Aujourd’hui que représente le sport pour vous ?
Tout. Le sport m’a sauvé la vie, m’a apporté beaucoup de tolérance, de respect, de recherche de mes limites, un autre regard sur le monde… des valeurs que j’essaie de transmettre aux jeunes aujourd’hui, à travers mes interventions. J’essaie de leur montrer que oui, on a tous des soucis mais qu’on peut faire des choses, des choses bien, des choses belles, des choses différentes, pas toujours comme on l’avait imaginé, mais parfois encore mieux.

Le sport me permet de ne jamais être malade, mis à part du fait de ma sclérose en plaques. Le sport m’a aussi permis de retrouver une vie sociale. Il m’a beaucoup apporté mentalement. Je ne vois que le sport qui aurait pu m’apporter cela… c’est pourquoi je recommande à chacun de pratiquer une activité sportive, ou en tout cas de trouver une activité qui lui redonne son estime. Ça peut aussi bien être la peinture, l’art, la musique, le chant… peu importe. Ce qu’il faut c’est oser essayer, oser sortir de sa zone de confort, pour retrouver un équilibre. La performance n’ayant pas d’importance à mes yeux.
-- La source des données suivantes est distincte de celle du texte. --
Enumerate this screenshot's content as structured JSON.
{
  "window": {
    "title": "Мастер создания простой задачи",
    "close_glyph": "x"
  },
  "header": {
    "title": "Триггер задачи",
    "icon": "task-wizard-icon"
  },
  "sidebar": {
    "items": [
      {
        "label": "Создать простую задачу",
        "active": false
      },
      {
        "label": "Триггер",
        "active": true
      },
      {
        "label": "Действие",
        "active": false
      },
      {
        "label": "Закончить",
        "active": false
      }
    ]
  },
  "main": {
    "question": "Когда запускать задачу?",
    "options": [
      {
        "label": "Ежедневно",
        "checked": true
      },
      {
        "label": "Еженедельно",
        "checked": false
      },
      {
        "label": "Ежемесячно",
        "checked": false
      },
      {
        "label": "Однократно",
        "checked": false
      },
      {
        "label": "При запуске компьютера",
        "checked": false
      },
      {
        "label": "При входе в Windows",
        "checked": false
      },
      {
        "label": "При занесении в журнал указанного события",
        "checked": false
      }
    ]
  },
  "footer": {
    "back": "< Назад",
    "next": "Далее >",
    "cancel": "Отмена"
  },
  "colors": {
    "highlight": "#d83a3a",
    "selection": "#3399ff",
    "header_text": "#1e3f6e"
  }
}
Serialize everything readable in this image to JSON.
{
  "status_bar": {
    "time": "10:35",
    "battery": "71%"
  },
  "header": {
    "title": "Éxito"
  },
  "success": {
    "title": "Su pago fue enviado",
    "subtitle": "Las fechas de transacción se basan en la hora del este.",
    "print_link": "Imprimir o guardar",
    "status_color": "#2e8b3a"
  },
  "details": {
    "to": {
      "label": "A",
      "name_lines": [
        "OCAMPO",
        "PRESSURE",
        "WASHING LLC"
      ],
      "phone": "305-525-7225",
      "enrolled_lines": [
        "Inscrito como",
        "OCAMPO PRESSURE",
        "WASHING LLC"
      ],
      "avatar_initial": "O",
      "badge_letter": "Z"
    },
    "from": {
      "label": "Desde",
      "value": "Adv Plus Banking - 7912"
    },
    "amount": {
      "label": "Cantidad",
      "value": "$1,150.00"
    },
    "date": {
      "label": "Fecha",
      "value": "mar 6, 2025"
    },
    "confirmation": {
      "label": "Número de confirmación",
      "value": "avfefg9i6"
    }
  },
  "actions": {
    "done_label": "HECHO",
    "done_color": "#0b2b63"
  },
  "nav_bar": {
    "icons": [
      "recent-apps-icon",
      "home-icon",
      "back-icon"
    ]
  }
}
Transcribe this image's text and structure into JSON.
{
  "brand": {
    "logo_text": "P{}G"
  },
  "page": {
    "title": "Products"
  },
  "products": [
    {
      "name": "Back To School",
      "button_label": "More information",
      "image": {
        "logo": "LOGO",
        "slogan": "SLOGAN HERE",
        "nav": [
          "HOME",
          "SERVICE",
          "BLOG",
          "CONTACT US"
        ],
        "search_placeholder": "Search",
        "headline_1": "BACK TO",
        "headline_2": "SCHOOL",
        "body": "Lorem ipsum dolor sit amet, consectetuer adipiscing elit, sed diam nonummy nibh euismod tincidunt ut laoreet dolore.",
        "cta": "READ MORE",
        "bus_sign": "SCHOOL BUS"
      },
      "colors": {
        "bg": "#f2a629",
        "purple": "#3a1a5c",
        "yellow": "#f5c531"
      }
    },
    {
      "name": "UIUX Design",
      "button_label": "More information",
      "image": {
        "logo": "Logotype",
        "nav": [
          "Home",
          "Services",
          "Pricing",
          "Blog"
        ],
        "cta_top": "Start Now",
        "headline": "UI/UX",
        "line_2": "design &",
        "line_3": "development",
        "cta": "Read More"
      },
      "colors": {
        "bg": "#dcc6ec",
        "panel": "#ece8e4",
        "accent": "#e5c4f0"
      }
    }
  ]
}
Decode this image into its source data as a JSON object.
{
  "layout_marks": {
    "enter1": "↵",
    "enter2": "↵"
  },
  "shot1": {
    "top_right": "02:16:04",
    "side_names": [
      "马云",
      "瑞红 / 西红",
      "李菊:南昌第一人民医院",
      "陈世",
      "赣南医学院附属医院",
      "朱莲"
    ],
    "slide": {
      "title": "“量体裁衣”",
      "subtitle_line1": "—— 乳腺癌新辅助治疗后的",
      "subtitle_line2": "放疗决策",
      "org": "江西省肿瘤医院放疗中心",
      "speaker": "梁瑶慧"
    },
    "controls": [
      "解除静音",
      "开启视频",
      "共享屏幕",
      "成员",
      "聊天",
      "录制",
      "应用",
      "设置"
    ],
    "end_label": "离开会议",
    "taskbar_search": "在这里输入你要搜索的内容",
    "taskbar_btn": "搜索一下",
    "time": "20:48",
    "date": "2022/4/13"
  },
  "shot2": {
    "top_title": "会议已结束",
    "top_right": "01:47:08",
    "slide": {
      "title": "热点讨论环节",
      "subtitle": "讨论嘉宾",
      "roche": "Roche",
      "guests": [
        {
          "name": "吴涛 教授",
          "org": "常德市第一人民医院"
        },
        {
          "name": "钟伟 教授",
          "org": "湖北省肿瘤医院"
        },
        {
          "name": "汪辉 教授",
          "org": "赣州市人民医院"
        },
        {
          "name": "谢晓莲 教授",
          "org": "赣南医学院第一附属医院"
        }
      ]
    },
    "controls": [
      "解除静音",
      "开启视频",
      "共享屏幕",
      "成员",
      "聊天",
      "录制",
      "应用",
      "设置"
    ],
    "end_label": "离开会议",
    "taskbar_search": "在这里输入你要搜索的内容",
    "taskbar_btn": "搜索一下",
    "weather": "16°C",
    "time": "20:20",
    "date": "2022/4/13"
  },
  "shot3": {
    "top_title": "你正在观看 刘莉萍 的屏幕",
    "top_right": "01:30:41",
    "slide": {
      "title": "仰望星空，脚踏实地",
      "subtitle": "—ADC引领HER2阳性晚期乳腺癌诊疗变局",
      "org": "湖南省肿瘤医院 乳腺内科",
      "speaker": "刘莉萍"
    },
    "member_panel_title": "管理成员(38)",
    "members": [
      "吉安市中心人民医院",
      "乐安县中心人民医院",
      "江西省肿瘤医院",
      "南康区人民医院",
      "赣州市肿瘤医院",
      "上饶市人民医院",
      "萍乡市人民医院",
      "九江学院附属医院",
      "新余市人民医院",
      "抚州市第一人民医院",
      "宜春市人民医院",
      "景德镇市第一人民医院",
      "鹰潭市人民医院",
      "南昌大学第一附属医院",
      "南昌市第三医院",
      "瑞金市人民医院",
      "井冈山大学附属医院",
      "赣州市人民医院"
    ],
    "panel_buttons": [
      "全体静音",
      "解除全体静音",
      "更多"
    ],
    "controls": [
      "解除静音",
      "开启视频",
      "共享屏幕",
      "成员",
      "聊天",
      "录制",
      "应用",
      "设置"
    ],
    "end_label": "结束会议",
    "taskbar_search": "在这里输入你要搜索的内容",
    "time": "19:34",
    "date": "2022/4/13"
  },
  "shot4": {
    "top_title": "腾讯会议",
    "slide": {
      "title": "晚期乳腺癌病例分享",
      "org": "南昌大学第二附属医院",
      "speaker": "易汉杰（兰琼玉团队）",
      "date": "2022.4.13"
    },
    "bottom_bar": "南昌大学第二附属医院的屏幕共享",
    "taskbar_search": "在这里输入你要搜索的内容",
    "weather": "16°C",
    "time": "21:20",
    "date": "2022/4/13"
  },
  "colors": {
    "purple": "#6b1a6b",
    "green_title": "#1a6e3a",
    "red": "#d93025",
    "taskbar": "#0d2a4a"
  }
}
Qu’est-ce qui vous plaît dans les sports que vous pratiquez ?
Les sports que je pratique sont tous les trois en lien avec la nature. Ils font uniquement appel à des modes doux et non polluants, ce qui montre aussi que l’on peut faire beaucoup de choses, différemment et en s’adaptant. Il y a aussi du plaisir personnel, évidemment. Ce sont des sports individuels mais que l’on peut pratiquer en groupe, ce qui apporte beaucoup de lien social, et de partages de bons moments.
Il y a aussi la dimension voyage. Voyager c’est une ouverture d’esprit. J’adore voyager et quand j’arrive à faire le lien entre mes défis sportifs et les voyages c’est juste génial.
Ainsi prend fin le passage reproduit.